The Bank of Japan unveiled a plan on Friday to boost funding for fighting climate change, in a surprise move underscoring the importance of the issue for central banks.
The BOJ also maintained its massive monetary stimulus to support the country’s economic recovery and extended a deadline for asset-buying and loan programs introduced last year to channel funds to pandemic-hit firms.
Following are excerpts from BOJ Governor Haruhiko Kuroda’s comments at his post-meeting news conference, which was conducted in Japanese, as translated by Reuters:
ON NEW CLIMATE-CHANGE SCHEME
“Japan has pledged to aim for carbon-zero by 2050. The parliament and government are primarily responsible for measures to achieve this. But climate change has a very big impact on the economy, prices and financial markets in the medium- to long-term … By creating this scheme, we can respond flexibly to changes in the external environment regarding climate change.
“The BOJ will also examine steps on climate change that are not directly related to monetary policy, and will announce the findings at an appropriate timing after our July policy meeting.”
“In Japan, bank lending makes up a large portion of companies’ fund procurement. By creating the climate change scheme, we hope financial institutions will respond to growing corporate needs for funds for this purpose.”
“The pandemic continues to severely affect Japan’s economy, and is exerting big downward pressure on service sectors. It will take some time for the economy to emerge from the pandemic, during which corporate funding will remain under stress.”
“It’s not as if we will buy green bonds in huge amounts.
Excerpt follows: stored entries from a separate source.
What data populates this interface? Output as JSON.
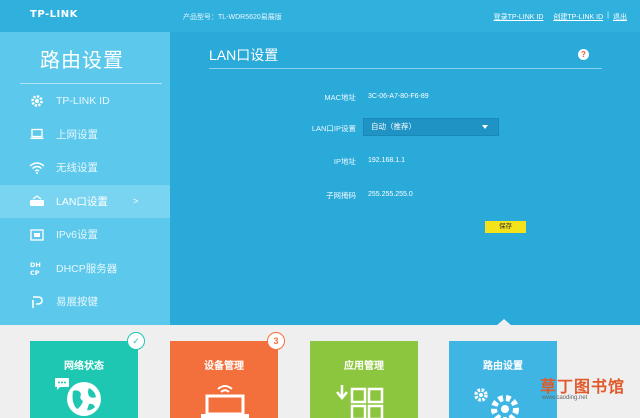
{
  "header": {
    "logo": "TP-LINK",
    "model": "产品型号：TL-WDR5620易展版",
    "login_link": "登录TP-LINK ID",
    "create_link": "创建TP-LINK ID",
    "exit_link": "退出"
  },
  "sidebar": {
    "title": "路由设置",
    "items": [
      {
        "label": "TP-LINK ID",
        "icon": "gear-icon"
      },
      {
        "label": "上网设置",
        "icon": "laptop-icon"
      },
      {
        "label": "无线设置",
        "icon": "wifi-icon"
      },
      {
        "label": "LAN口设置",
        "icon": "router-icon",
        "active": true,
        "arrow": ">"
      },
      {
        "label": "IPv6设置",
        "icon": "ipv6-icon"
      },
      {
        "label": "DHCP服务器",
        "icon": "dhcp-icon"
      },
      {
        "label": "易展按键",
        "icon": "expand-key-icon"
      }
    ]
  },
  "main": {
    "title": "LAN口设置",
    "help": "?",
    "mac_label": "MAC地址",
    "mac_value": "3C-06-A7-80-F6-89",
    "ipmode_label": "LAN口IP设置",
    "ipmode_value": "自动（推荐）",
    "ip_label": "IP地址",
    "ip_value": "192.168.1.1",
    "mask_label": "子网掩码",
    "mask_value": "255.255.255.0",
    "save_label": "保存"
  },
  "tiles": [
    {
      "label": "网络状态",
      "color": "#1ec7b1",
      "badge": "✓"
    },
    {
      "label": "设备管理",
      "color": "#f36f3c",
      "badge": "3"
    },
    {
      "label": "应用管理",
      "color": "#8cc63f"
    },
    {
      "label": "路由设置",
      "color": "#3fb5e3"
    }
  ],
  "watermark": {
    "text": "草丁图书馆",
    "url": "www.caoding.net"
  }
}
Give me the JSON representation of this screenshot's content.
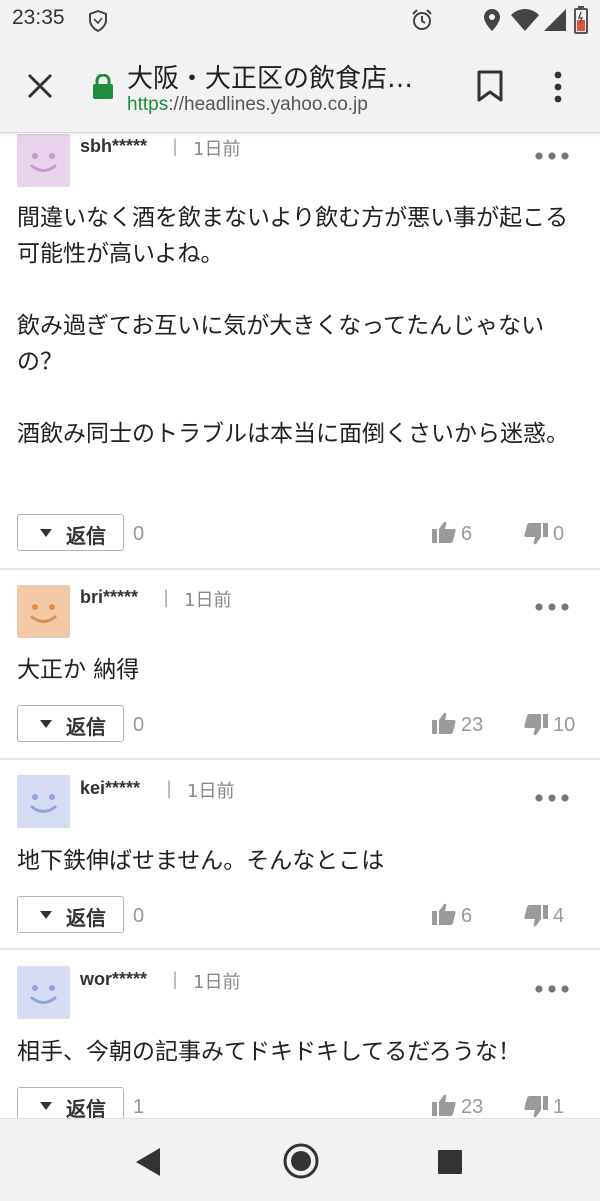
{
  "status_bar": {
    "time": "23:35"
  },
  "browser": {
    "page_title": "大阪・大正区の飲食店…",
    "url_scheme": "https",
    "url_rest": "://headlines.yahoo.co.jp"
  },
  "colors": {
    "avatar_pink": "#e9d3ec",
    "avatar_orange": "#f2c9a6",
    "avatar_blue": "#d6dcf2",
    "lock_green": "#1e8e3e"
  },
  "comments": [
    {
      "user": "sbh*****",
      "sep": "|",
      "time": "1日前",
      "body": "間違いなく酒を飲まないより飲む方が悪い事が起こる可能性が高いよね。\n\n飲み過ぎてお互いに気が大きくなってたんじゃないの？\n\n酒飲み同士のトラブルは本当に面倒くさいから迷惑。",
      "reply_label": "返信",
      "reply_count": "0",
      "likes": "6",
      "dislikes": "0"
    },
    {
      "user": "bri*****",
      "sep": "|",
      "time": "1日前",
      "body": "大正か 納得",
      "reply_label": "返信",
      "reply_count": "0",
      "likes": "23",
      "dislikes": "10"
    },
    {
      "user": "kei*****",
      "sep": "|",
      "time": "1日前",
      "body": "地下鉄伸ばせません。そんなとこは",
      "reply_label": "返信",
      "reply_count": "0",
      "likes": "6",
      "dislikes": "4"
    },
    {
      "user": "wor*****",
      "sep": "|",
      "time": "1日前",
      "body": "相手、今朝の記事みてドキドキしてるだろうな！",
      "reply_label": "返信",
      "reply_count": "1",
      "likes": "23",
      "dislikes": "1"
    }
  ],
  "icons": {
    "status": [
      "shield-icon",
      "alarm-icon",
      "location-icon",
      "wifi-icon",
      "signal-icon",
      "battery-icon"
    ],
    "toolbar": [
      "close-icon",
      "lock-icon",
      "bookmark-icon",
      "menu-icon"
    ],
    "comment": [
      "smiley-avatar-icon",
      "more-icon",
      "thumbs-up-icon",
      "thumbs-down-icon"
    ],
    "nav": [
      "back-icon",
      "home-icon",
      "recents-icon"
    ]
  }
}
But we won’t rule out buying green bonds in the future.”
IMPACT OF RISING RAW MATERIAL COSTS
“Japan’s vaccine innoculation is picking up pace, so at one point, consumers may spend more on services and there could be pent-up demand … That may make it easier for companies to pass on costs. But at this point, that’s not happening easily in Japan as in Europe or in the United States. As the economy recovers steadily, we may gradually see inflation accelerate.”